The announcement was dubbed a faux pas by Sen. Collins, who said in a letter that she was under the impression that the entire National Cyber Security Center was classified.
"Prior to this announcement, committee staff had been instructed that the existence of the NCSC was itself classified," Collins wrote.
"Their letter to DHS in May asked for a detailed account of the department's role in the Comprehensive National Cyber Security Initiative, noting a lack of information from the department, in spite of the fact that the administration had claimed that cybersecurity was one of Chertoff's 'top four priorities for '08,'" Condon notes.
Chertoff has requested $83 million for the center for 2009 on top of the $115 awarded for 2008, pushing the entire budget for cybersecurity over $200 million.
Even the Wall Street Journal, generally a fan of privatized government, has questioned the program.
"Rod Beckstrom, the director of the national cyber security center in DHS, continued the pattern [of providing few details] during his keynote at the Black Hat security conference Thursday in Las Vegas," the Journal's Ben Worthen wrote Thursday. "Instead of getting into specifics–both examples of real threats and what the government is trying to do about it–he mainly talked in general terms about how businesses need to understand better the economics of security and the need to improve collaboration between people and governments throughout the world.
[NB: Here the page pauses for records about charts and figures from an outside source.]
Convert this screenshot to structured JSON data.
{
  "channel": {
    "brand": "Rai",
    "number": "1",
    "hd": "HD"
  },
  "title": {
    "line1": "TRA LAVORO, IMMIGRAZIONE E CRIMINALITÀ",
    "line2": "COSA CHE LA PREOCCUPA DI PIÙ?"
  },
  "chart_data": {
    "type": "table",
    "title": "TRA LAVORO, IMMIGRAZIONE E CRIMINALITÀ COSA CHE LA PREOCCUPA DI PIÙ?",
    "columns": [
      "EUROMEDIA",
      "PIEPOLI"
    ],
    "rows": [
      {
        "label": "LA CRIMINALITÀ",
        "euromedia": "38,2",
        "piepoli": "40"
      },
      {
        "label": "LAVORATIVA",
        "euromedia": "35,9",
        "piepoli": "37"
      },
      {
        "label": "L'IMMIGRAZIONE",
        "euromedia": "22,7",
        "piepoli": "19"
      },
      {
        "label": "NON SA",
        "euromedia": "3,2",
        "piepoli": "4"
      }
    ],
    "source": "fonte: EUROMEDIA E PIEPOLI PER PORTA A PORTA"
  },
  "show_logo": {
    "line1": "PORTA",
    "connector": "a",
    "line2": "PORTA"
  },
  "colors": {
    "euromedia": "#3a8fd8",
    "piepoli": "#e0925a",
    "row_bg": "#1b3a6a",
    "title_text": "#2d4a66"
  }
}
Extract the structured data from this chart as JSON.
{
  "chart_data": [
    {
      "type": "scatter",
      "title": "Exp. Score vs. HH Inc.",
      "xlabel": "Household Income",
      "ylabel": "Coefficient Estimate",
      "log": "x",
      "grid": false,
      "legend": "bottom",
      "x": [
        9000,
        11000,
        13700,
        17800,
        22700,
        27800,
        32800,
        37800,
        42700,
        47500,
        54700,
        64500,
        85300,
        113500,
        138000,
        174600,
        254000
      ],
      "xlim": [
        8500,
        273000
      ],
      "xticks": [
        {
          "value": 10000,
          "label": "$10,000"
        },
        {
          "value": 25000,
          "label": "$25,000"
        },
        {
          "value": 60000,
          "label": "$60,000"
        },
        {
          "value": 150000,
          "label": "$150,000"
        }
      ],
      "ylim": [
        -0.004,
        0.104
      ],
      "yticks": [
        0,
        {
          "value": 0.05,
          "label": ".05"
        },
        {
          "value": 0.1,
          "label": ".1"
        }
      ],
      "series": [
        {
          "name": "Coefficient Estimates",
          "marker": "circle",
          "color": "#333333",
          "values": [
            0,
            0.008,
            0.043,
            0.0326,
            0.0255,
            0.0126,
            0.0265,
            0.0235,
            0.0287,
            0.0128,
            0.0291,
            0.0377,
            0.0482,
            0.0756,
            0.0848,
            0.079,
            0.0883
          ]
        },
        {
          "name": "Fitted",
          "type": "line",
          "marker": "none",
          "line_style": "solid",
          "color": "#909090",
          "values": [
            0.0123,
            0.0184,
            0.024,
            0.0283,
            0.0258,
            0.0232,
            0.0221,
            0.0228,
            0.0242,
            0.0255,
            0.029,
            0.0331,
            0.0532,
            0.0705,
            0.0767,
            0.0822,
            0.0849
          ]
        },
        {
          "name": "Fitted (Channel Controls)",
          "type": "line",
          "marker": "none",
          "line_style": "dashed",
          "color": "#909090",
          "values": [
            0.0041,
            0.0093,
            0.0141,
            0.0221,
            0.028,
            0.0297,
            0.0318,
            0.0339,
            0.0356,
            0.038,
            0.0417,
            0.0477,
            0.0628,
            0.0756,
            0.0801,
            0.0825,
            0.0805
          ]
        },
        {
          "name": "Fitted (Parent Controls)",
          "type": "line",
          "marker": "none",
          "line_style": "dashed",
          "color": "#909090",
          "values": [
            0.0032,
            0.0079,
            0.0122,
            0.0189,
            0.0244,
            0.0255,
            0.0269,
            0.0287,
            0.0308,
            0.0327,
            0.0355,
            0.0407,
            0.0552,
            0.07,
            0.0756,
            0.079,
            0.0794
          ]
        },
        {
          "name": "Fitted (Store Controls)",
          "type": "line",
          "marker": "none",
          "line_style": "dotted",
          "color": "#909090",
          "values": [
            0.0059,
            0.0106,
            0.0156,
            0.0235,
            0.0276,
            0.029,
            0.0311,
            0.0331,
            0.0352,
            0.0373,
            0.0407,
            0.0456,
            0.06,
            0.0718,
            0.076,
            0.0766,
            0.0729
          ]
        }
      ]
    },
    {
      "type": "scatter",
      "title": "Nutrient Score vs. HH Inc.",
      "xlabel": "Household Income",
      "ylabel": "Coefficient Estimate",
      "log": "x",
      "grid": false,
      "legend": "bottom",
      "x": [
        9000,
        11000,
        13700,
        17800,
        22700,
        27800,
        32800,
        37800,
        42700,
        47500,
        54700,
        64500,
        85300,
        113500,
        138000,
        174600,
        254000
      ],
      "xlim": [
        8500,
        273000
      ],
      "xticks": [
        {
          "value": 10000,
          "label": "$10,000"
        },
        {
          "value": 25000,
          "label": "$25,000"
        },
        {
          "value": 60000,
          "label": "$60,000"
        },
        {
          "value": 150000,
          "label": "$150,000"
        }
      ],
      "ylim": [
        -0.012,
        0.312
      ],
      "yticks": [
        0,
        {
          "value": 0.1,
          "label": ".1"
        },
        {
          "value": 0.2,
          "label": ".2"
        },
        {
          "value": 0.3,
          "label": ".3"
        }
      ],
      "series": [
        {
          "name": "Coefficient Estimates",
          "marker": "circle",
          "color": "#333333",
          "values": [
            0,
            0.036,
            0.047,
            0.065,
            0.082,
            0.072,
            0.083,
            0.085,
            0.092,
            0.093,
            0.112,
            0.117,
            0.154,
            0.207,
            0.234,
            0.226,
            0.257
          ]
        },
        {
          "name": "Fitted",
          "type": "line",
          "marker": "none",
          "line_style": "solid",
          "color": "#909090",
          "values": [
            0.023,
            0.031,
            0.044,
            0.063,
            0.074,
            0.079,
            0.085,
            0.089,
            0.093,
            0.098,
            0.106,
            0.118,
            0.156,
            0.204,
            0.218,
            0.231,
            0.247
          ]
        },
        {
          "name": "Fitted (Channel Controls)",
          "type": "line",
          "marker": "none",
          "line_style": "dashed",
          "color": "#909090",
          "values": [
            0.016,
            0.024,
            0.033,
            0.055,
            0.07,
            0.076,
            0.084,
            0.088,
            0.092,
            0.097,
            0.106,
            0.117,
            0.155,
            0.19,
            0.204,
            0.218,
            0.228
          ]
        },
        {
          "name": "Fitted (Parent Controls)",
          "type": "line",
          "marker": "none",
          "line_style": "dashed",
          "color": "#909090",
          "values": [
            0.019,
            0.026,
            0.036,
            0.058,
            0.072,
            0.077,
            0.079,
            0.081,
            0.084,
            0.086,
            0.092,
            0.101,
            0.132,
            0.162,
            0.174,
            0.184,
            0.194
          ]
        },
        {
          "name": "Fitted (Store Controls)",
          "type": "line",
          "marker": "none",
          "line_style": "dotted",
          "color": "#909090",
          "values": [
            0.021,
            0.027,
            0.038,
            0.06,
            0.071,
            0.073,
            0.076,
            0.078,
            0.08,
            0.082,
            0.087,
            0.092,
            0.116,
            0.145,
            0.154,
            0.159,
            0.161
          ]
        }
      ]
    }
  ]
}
He also talked at length about Abraham Lincoln and George Washington, and how those two would have approached tech security."
"Beckstrom started in March, so he’s still pretty new. Plus, this administration has gone through cyber chiefs like Spinal Tap goes through drummers," Worthen added. "So we should cut him a little slack. Still, we couldn’t help but feel disappointed by what we consider another missed opportunity."
According to reports, the cybersecurity initiative is aimed at securing the government's cybernetworks across multiple federal agencies.